Une compétence, soutient-il, que les jeux vidéo nous apprennent. « Quand j’ai entendu des psychiatres parler d’addiction à ces jeux, au début des années 1990, je me suis dit “ils n’ont rien compris”, s’agace-t-il encore aujourd’hui. Mais depuis, leurs algorithmes sont devenus beaucoup plus piégeux. » Il consacre à ce loisir une partie de son temps, « quand la journée est finie, entre 22 heures et 1 heure du matin », et se maudit parfois face à cette nuit de sommeil déjà un peu trop entamée. « Je choisis des jeux de stratégie qui me tiennent en haleine.
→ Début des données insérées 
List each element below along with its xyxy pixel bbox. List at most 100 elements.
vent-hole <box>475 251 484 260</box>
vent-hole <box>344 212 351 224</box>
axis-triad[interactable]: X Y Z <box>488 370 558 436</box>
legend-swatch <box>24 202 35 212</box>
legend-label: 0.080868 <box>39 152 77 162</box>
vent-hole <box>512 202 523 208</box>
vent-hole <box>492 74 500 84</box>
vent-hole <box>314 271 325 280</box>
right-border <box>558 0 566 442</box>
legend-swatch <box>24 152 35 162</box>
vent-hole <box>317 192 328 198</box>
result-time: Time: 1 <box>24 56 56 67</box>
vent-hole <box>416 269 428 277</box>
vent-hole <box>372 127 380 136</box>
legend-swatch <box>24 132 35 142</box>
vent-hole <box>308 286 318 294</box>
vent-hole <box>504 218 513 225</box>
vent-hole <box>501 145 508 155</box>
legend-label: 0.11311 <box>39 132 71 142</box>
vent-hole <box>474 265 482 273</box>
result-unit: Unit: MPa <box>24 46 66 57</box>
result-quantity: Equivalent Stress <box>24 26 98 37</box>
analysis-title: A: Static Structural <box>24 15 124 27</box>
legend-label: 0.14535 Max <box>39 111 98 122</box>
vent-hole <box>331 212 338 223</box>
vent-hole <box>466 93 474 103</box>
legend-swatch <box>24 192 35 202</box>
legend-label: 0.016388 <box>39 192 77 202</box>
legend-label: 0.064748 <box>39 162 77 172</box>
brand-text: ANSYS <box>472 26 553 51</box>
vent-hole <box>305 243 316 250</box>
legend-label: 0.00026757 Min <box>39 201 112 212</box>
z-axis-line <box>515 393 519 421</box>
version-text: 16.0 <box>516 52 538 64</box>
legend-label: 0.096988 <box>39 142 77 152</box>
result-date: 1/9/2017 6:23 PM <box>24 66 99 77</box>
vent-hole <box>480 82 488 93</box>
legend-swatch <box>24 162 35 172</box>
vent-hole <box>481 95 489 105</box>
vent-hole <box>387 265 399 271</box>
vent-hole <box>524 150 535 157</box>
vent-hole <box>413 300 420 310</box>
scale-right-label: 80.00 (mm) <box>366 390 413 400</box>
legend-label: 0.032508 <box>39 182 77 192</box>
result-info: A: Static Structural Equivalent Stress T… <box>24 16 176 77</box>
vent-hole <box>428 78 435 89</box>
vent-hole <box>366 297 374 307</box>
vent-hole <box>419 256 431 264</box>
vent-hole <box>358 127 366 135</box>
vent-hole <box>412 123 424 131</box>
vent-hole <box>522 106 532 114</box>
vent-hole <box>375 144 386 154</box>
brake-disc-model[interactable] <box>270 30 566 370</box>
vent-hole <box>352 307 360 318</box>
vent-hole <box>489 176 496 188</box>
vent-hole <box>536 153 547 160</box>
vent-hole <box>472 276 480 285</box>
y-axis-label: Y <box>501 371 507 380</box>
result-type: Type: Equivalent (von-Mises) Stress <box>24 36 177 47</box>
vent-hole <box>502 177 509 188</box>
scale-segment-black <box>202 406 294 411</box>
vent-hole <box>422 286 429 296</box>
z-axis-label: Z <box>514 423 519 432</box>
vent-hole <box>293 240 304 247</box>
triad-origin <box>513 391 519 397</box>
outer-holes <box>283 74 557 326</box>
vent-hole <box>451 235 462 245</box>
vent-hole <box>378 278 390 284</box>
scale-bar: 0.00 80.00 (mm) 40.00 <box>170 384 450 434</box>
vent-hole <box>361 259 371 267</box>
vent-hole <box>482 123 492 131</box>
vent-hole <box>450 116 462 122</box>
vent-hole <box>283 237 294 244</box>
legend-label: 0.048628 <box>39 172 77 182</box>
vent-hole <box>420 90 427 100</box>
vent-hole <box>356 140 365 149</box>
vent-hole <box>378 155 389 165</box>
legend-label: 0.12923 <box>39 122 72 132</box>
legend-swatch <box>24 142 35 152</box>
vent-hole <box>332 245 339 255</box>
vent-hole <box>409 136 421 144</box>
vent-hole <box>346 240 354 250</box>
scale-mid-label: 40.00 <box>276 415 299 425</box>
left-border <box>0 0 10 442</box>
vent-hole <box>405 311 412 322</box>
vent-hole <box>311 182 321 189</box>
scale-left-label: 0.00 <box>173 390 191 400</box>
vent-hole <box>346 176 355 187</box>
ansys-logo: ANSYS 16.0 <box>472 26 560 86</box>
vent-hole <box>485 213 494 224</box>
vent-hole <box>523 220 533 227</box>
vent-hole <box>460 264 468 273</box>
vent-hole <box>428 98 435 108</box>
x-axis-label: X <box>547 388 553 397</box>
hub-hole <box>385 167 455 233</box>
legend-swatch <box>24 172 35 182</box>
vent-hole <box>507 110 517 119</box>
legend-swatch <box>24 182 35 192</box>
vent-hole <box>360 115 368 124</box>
Je me couche tard pour jouer à Assassin’s Creed ou Age of Empires », dont il prend plaisir à expliquer par le menu la bonne méthode pour réussir en mode expert – le plus dur. Lui ne se connaît pas d’addiction, mais se souvient d’une époque où, enfant, il devait se faire violence pour s’empêcher de dessiner et enfin faire ses devoirs. En 1975, sa thèse de médecine prend d’ailleurs le parti de raconter l’histoire de la psychiatrie en bande dessinée. Son trait est expressif et cartoonesque, les phylactères sont parfois difficiles à suivre, mais la performance est là. Rebelote dix ans plus tard : dans son ouvrage Tintin chez le psychanalyste (Aubier, 1985), il devine dans les albums d’Hergé les indices d’un secret de famille sur la filiation du père du dessinateur. Deux ans plus tard, une enquête journalistique valide son intuition : le père d’Hergé et son frère jumeau sont nés d’un géniteur inconnu et probablement très illustre qui ne les a pas reconnus. Une souffrance dont a hérité l’auteur de BD. Le thème du secret de famille devient dès lors récurrent dans le travail de Serge Tisseron.